Overview:
We are looking for a hands-on **Generative AI Technical Architect** who will own the end-to-end architecture of enterprise-scale, knowledge-intensive, agentic AI systems. This is a high-impact role focused on building production-grade Retrieval-Augmented Generation (RAG), Corrective/Controllable-Augmented Generation (CAG), multi-agent frameworks, long-term memory systems, NL2SQL engines, and Small Language Model (SLM)-powered edge/agent deployments using modern ecosystems (LangChain, LlamaIndex, CrewAI, AutoGen, Haystack, DSPy, etc.).
Responsibilities:
- Architect and own the enterprise GenAI platform with advanced RAG/CAG pipelines (hybrid search, re-ranking, query rewriting, hypothetical document embeddings (HyDE), parent-child retrieval, knowledge graph + vector fusion).
- Design and scale multi-agent / agentic workflows (reasoning + acting, tool use, multi-agent collaboration, hierarchical agents, long-running agents with persistence).
- Build production-grade long-term and short-term memory systems (vector stores with metadata filtering, session summarization, entity memory, reflection/memory consolidation).
- Lead architecture of enterprise Knowledge Bases (ingestion pipelines, chunking strategies, metadata enrichment, incremental updates, multi-tenant KB isolation).
- Own NL2SQL / Text-to-SQL architecture (schema linking, few-shot prompting, self-correction, execution feedback loops, SQL guardrails, multi-database support).
- Design and deploy Small Language Models (SLM) for on-device, low-latency, or cost-sensitive agent use cases (Phi-3, Gemma-2B, Mistral-7B, Llama-3.1-8B quantized, TinyLlama, MobileBERT variants).

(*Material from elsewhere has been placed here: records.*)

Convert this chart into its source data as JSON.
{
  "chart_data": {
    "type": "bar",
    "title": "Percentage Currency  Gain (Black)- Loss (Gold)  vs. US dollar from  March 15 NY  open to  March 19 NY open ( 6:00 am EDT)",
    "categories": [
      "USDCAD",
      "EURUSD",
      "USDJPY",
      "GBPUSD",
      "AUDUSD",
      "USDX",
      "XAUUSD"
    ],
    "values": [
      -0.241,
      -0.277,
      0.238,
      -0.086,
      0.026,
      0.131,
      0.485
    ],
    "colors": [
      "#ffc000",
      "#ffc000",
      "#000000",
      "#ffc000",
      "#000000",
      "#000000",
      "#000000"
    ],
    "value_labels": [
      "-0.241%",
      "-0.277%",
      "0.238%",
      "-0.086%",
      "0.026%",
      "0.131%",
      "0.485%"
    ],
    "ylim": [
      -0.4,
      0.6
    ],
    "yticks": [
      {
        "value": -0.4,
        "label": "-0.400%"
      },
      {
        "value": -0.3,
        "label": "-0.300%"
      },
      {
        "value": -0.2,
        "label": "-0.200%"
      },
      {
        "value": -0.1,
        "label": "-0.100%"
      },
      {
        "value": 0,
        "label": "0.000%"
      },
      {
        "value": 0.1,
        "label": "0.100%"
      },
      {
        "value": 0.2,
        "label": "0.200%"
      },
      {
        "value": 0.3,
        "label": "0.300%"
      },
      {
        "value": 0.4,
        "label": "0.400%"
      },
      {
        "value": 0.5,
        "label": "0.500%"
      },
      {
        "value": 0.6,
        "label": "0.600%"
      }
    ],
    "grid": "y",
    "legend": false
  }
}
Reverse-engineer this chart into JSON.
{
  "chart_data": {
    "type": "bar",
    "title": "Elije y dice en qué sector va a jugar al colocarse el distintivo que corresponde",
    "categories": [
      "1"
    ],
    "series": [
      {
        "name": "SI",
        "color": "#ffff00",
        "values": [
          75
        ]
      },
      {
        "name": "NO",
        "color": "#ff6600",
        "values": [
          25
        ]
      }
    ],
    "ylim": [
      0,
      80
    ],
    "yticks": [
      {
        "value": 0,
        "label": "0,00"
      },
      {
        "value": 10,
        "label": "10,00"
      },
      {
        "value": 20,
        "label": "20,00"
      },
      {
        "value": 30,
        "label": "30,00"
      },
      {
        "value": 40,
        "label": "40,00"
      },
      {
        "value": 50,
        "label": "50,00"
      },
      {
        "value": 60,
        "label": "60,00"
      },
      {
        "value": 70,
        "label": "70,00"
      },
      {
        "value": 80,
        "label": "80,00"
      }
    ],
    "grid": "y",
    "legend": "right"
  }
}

- Define the standard GenAI framework stack (LangChain / LlamaIndex / LangGraph / CrewAI / AutoGen / Microsoft Semantic Kernel / Haystack / DSPy) and create internal libraries/SDKS for the entire organization.
- Build observability, tracing, and evaluation frameworks for RAG (RAGAS, TruLens, DeepEval), agents (AgentOps), and NL2SQL accuracy.
- Establish governance: prompt injection defense, output sanitization, PII redaction, citation verification, hallucination detection, and enterprise guardrails.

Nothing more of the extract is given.